C’est ainsi que, au début du mois de mars 2022, je descendais maladroitement la petite côte qui sépare la Station Uapishka – du nom en innu-aimun du massif des Groulx situé à proximité – de la rive est du réservoir. J’étais aussi avide de tester mes techniques d’expédition hivernale que de m’offrir le luxe de tourner en rond pendant deux semaines.
S’imprégner du froid
Il y a 214 millions d’années s’abattait en ce lieu une météorite de 5 km de diamètre, engendrant le quatrième plus important impact du genre sur la planète. Les ancêtres des Innus sont les premiers à avoir contemplé le sommet du mont Babel, qui culmine en son centre, à 952 m d’altitude. Ils ont transhumé dans la région pendant 4000 ou 5000 ans avant qu’on ne jugule la rivière Manikuakanishtiku dans les années 1970 afin de créer le réservoir qui alimente aujourd’hui les turbines de la centrale Manic-5. C’est l’inondation de la vallée qui a révélé la forme annulaire du cratère qu’on nomme couramment l’œil du Québec.
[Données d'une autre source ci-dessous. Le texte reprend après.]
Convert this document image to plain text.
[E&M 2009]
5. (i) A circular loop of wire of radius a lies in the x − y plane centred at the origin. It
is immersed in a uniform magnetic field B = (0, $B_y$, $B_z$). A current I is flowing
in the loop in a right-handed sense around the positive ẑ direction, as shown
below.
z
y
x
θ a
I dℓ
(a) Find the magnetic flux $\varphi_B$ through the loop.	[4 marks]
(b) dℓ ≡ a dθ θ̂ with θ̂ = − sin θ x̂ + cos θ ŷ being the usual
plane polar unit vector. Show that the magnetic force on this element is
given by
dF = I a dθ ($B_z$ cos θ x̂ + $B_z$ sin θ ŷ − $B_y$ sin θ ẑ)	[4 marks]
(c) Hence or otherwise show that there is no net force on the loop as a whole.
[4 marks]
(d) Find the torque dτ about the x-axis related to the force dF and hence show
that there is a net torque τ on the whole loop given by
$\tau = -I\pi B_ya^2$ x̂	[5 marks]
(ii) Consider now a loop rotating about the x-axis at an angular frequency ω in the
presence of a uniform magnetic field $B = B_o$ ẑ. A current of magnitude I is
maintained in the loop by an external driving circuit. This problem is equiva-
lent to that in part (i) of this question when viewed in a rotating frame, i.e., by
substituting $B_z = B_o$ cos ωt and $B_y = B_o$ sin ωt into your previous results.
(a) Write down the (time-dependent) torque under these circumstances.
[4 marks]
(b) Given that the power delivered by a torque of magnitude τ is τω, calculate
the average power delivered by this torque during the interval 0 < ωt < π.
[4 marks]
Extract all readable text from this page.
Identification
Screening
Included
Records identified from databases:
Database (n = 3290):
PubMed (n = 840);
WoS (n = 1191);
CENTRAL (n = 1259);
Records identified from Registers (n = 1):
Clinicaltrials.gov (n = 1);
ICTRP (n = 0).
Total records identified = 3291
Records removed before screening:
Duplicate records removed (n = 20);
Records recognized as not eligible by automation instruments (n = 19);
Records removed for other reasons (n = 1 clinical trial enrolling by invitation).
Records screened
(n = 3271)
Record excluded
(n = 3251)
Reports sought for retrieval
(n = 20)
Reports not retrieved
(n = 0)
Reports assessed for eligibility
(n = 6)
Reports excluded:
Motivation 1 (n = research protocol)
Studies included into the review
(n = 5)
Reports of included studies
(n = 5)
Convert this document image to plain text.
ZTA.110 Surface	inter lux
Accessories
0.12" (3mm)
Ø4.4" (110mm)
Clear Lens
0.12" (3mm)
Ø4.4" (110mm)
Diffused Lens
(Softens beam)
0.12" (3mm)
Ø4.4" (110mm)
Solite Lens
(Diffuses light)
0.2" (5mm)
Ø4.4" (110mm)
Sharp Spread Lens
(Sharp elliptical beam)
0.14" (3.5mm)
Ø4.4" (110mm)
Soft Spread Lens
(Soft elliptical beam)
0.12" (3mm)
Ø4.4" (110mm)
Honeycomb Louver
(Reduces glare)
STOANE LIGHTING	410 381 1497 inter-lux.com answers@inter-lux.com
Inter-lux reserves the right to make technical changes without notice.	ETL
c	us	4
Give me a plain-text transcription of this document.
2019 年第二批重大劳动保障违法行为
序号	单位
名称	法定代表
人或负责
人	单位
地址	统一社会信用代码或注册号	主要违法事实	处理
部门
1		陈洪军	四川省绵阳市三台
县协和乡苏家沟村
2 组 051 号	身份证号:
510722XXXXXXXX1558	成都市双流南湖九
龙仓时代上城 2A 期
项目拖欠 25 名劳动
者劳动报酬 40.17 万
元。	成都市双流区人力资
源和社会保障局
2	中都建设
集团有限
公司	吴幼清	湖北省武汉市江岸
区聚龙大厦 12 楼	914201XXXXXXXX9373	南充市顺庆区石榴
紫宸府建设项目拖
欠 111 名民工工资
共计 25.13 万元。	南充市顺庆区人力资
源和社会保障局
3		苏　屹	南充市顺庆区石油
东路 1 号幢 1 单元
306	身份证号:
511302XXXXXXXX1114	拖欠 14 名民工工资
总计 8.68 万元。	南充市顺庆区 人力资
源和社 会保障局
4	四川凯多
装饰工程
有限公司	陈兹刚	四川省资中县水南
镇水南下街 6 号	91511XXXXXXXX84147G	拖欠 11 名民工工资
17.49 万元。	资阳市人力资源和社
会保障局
Je disposais de 14 jours de nourriture et de carburant en vue de parcourir l’itinéraire glacé estimé à 185 km, en supposant que je resterais au centre de l’anneau que forme le réservoir. Il n’était pas exclu que je bifurque à l’occasion vers une des nombreuses baies de l’île afin d’y bivouaquer à l’abri du vent. Celui-ci n’a pas manqué de m’accueillir de plein fouet par un cinglant –26 °C dès la première journée. J’envisageais de venir ici pour « skier », mais je me suis rapidement retrouvé à « marcher avec des skis ». Avec une pulka (« traîneau » en suédois) chargée et pesant près de 68 kg, ma démarche avait moins à voir avec celle, gracieuse, du fondeur que celle, lourdaude, du raquetteur.
La Station Uapishka était toujours en vue que la peau d’ascension en nylon de mon ski droit décollait – les demi-peaux munies de crochets ont graduellement remplacé le fart et les écailles dans la poche de fartage du fondeur contemporain. J’ai déglacé la peau récalcitrante à mains nues en grimaçant sous mon masque en néoprène avant de reprendre la progression vers le nord. Afin de diminuer l’effet des vents dominants, j’avais opté pour le sens antihoraire. J’espérais secrètement que ce choix atténuerait encore davantage l’impression du temps qui passe.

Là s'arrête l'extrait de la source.